Friday, January 07, 2011

"Modern-day version of Pittsburgh"

Neither hagiography nor its opposite, but note the opening sentence of this story: Low education levels holding Nevada’s economy back, official says. goes like this:
Nevada’s higher education levels are holding the region back from diversifying its economy and the city has become a modern-day version of Pittsburgh or Detroit, which once relied on one sector for its growth to its detriment, the director of a UNLV-based think tank said today. (emphasis added)

....  of what Pittsburgh was maybe??? I guess they kind of sneak in the past tense, but still they need the memo.  We have become iconic though, but we knew that already.  The region as Warhol... or is it vice versa?


I'll append a few more comments on this.  The whole Pittsburgh-Las Vegas dialectic has been fascinating since it started. We went for much of a decade without anyone ever even conceiving of talking about Pittsburgh and Las Vegas in the same breath when it comes to economic growth.  I have told this story before, but years ago I was at a conference of economic development folks and there was a fascinating discussion between folks in Las Vegas and Boston.  In Las Vegas the metric of economic development was hotel rooms. Made sense for them.  All of their economic activity keyed off of that and so folks who studied it knew pretty precisely how many regional jobs came from each new hotel room built. You once saw news on production from the steel industry here for the same reason.  More fascinating was a point that came up almost in passing, but is also key.  The Boston folks mentioned that there was not a school building constructed in the city since 1950.  The Las Vegas folks looked at each other and said they didn't have a school building built before 1950.  Ties to the story in the news of a local home demolished by accident.  I don't quite get why it is news since we know this happens fairly routinely around here.  Demolition order goes out and it is so hard to distinguish between the structures that are slated to come down from those that are not.  One reason is that we are Boston in that real estate metric.  Median age of homes in the City of Pittsburgh is 1939.  Boston is actually one of the few places in the country that has residential real estate as old as ours, but without our level of disinvestment by far.  Century old homes with only a fraction of the reinvestment they need to stay viable is the modal home in the city and many local municipalities.  So the stories are cute and there are some nuggets of wisdom in them, but this whole post G20 story has evolved to the point that now sometimes I talk to folks who like to say our circumstances have flipped with places like Las Vegas.  We have a century of investment to catch up on in things like infrastructure and housing and it is a long way to go.

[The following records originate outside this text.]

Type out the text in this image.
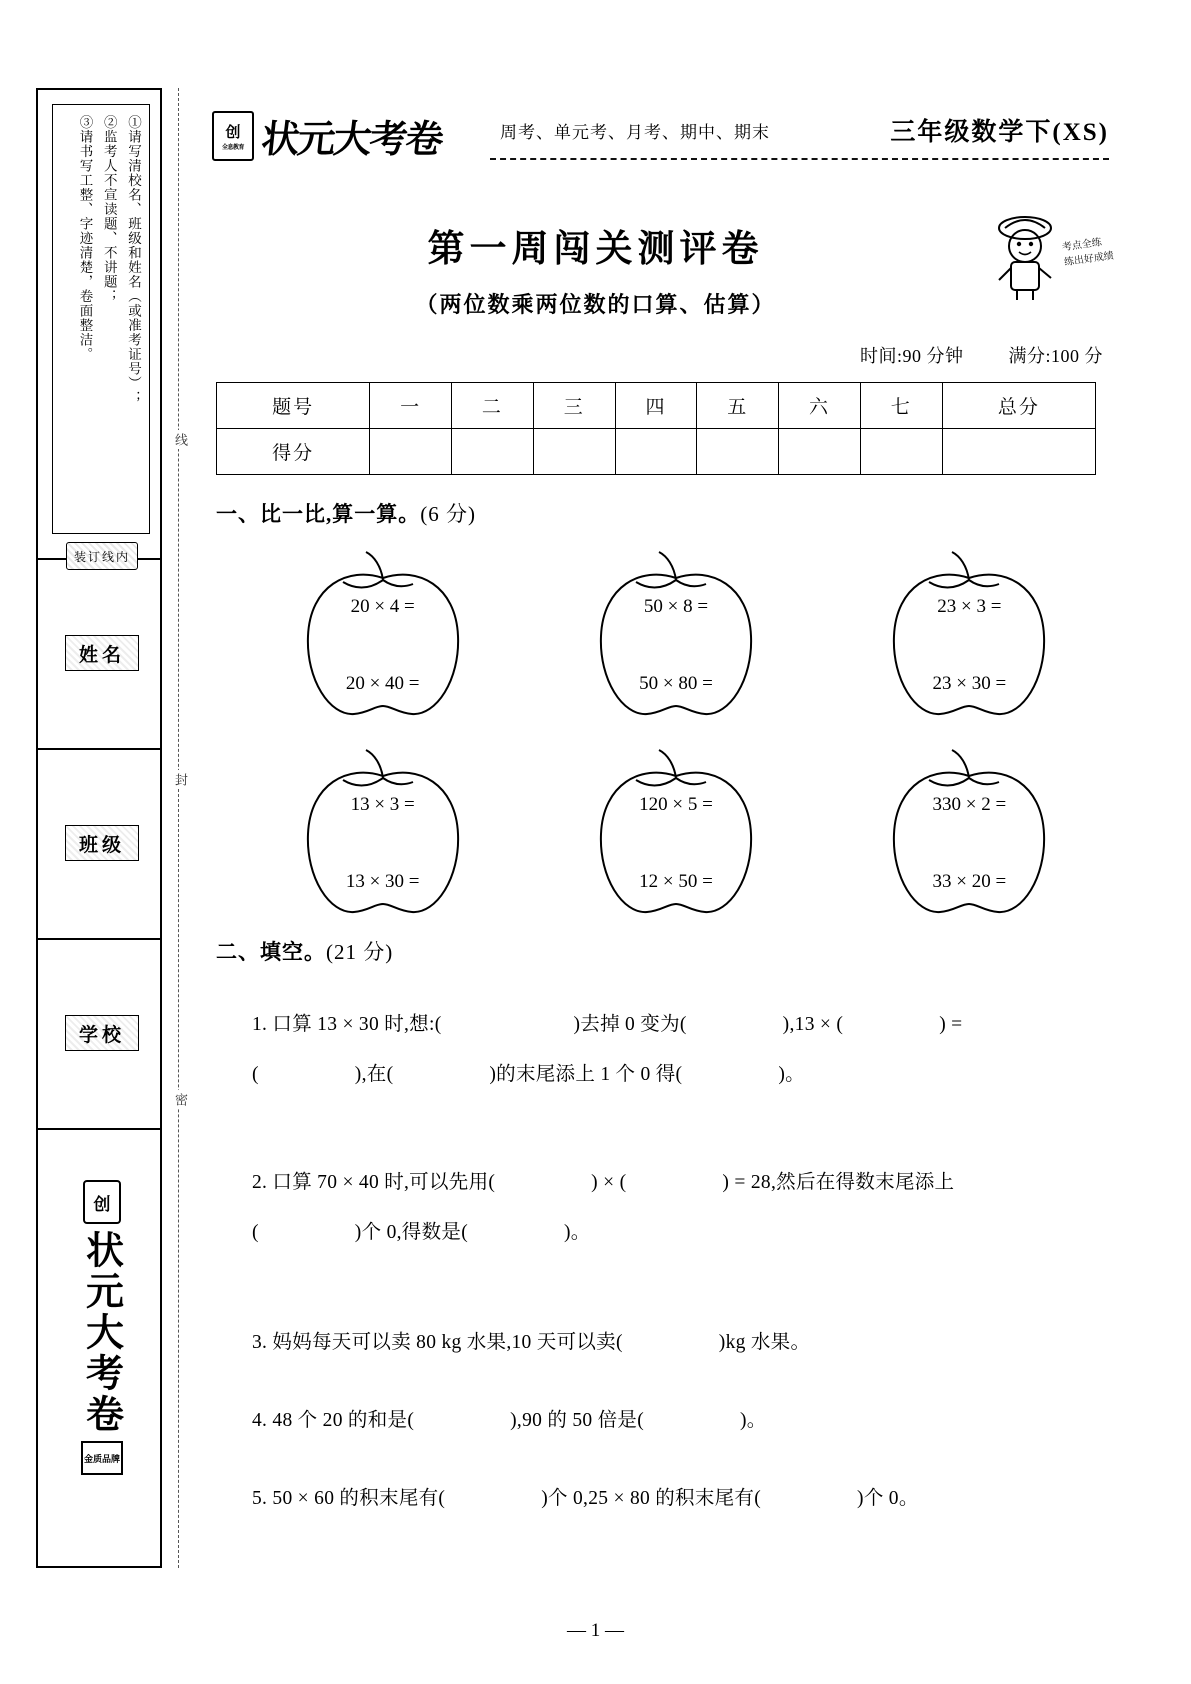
①请写清校名、班级和姓名（或准考证号）；
②监考人不宣读题、不讲题；
③请书写工整、字迹清楚，卷面整洁。
装订线内
姓名
班级
学校
创
状元大考卷
金质品牌
线
封
密
创
全息教育 状元大考卷	周考、单元考、月考、期中、期末	三年级数学下(XS)
第一周闯关测评卷
（两位数乘两位数的口算、估算）
考点全练
练出好成绩
时间:90 分钟	满分:100 分
题号	一	二	三	四	五	六	七	总分
得分								
一、比一比,算一算。(6 分)
20 × 4 =
20 × 40 =
50 × 8 =
50 × 80 =
23 × 3 =
23 × 30 =
13 × 3 =
13 × 30 =
120 × 5 =
12 × 50 =
330 × 2 =
33 × 20 =
二、填空。(21 分)
1. 口算 13 × 30 时,想:(	)去掉 0 变为(	),13 × (	) =
(	),在(	)的末尾添上 1 个 0 得(	)。
2. 口算 70 × 40 时,可以先用(	) × (	) = 28,然后在得数末尾添上
(	)个 0,得数是(	)。
3. 妈妈每天可以卖 80 kg 水果,10 天可以卖(	)kg 水果。
4. 48 个 20 的和是(	),90 的 50 倍是(	)。
5. 50 × 60 的积末尾有(	)个 0,25 × 80 的积末尾有(	)个 0。
— 1 —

Blogger Bram Reichbaum said...

I honestly think this confirms that there is a "New Pittsburgh" and that people have heard about it. To the point where they assume others have heard about it as well. Maybe they have been talking amongst themselves!

I don't think they meant Pittsburgh is a relic of the stone age. Those stadiums both open at the south end.

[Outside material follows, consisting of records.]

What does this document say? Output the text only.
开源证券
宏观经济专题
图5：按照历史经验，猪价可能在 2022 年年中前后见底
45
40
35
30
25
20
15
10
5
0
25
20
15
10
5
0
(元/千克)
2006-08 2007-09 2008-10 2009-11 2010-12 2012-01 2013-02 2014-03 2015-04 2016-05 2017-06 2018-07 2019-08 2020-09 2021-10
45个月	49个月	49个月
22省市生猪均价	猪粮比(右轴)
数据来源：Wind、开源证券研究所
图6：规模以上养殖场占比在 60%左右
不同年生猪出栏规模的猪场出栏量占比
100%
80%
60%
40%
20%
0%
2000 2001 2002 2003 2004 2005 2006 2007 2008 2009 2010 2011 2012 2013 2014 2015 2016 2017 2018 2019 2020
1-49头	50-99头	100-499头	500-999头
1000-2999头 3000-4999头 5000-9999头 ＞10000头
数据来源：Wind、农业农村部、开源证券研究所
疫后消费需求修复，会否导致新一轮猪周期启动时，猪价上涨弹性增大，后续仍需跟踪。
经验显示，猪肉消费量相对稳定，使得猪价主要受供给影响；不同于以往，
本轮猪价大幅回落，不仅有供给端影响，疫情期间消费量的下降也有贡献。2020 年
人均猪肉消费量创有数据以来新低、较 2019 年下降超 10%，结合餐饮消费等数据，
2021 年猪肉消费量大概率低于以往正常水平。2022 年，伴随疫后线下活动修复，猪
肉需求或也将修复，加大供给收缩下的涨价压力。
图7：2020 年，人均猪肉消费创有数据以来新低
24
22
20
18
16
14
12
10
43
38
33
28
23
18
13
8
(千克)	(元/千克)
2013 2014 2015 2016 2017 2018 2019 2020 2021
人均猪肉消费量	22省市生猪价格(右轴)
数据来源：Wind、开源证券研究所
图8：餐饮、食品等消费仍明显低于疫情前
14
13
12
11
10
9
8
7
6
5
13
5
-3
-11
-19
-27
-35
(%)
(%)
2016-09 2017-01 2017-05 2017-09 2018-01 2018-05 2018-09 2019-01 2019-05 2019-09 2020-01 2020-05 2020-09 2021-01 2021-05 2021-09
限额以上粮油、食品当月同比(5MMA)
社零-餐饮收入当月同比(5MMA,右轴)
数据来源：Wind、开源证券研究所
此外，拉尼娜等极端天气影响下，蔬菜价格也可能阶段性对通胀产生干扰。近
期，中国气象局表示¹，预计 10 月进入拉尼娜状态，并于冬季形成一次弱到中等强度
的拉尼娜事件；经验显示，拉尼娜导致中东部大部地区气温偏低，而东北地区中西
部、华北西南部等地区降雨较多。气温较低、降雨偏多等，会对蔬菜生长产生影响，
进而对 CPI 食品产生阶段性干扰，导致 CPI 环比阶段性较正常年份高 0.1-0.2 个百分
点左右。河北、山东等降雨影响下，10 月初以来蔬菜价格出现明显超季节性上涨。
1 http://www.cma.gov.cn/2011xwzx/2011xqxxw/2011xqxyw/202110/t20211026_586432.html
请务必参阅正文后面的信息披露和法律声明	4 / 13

Friday, January 07, 2011 5:30:00 PM  
Blogger Bram Reichbaum said...

"or Detroit" is hard to explain.

Friday, January 07, 2011 5:32:00 PM  
Blogger Jim Russell said...

"Modern-day version of ..." speaks to the past of Pittsburgh, not the present.

Friday, January 07, 2011 6:28:00 PM  
Anonymous n'at said...

It's addition by subtraction, really; stagflation of population reveals itself as an irrational conclusion of a transposition in education.

Ha! my word verification is 'ation'.